26th May 2006 at 01:00
"Maybe it's not quite the Oscars," said Peter Davies, principal of City Lit college, to the actor beside him.

Kevin Spacey, the Academy Award winner who now runs the Old Vic Theatre in London, might well have agreed about a ceremony featuring actresses singing the inaugural speech made by former South African president Nelson Mandela.

Mr Spacey was handing out the City Lit's adult students awards as part of Adult Learners' Week. He praised the winners for their achievements.

He said: "It's amazing that we have the kind of programmes here that we do.

I am an adult learner. I am learning every day and I want to learn throughout my life.

"What's great here is there is no age limit. I personally am thinking of signing up for your maths-for-the-terrified courses.

"I've never run a theatre before. There are no classes for that, unfortunately. I would encourage you next year to create one.

"It takes courage to return to the classroom as an adult, and I know that you will have been an inspiration to those around you."
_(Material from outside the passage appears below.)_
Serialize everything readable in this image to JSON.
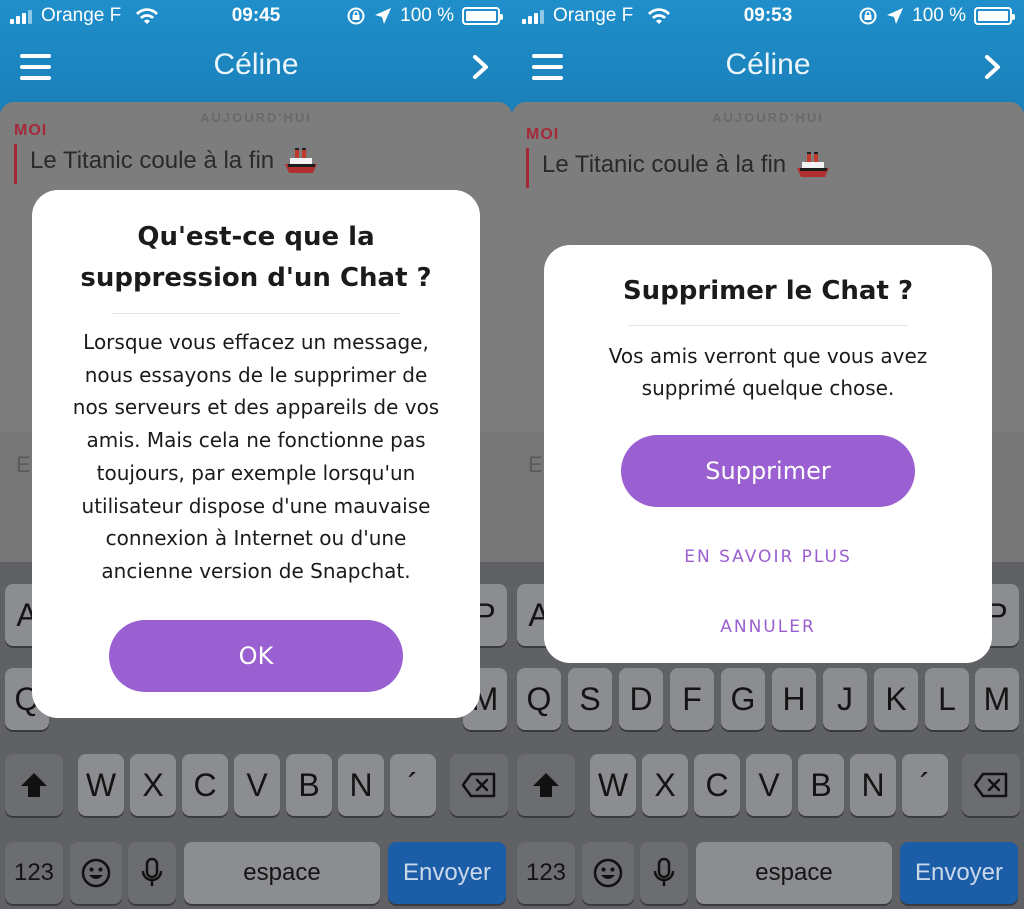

The National Institute of Adult Continuing Education, which runs Adult Learners' Week, has expressed some concerns that its awards were sometimes stuck on the note of triumph over tragedy.

It was not quite the case at City Lit in central London. Nominations also went to a woman who fulfilled her life's ambition of learning the cello in retirement, and to an elderly woman whose new skills in digital video won her a place in film school.

But many had overcome great difficulties, including two of the college's students, Peter O'Dowd and Andrew Campbell, who won national awards from Niace.

Mr O'Dowd had a stroke at 20 which left his right side paralysed and robbed him of speech. He completed an art and design foundation course and won a place at Central St Martin's college to study graphic design.

Mr Campbell, a former security supervisor, lost his job after an 11-year addiction to crack cocaine took its toll. He took part in City Lit's Inside Knowledge scheme, which helps long-term homeless people and ex-offenders to gain vocational qualifications.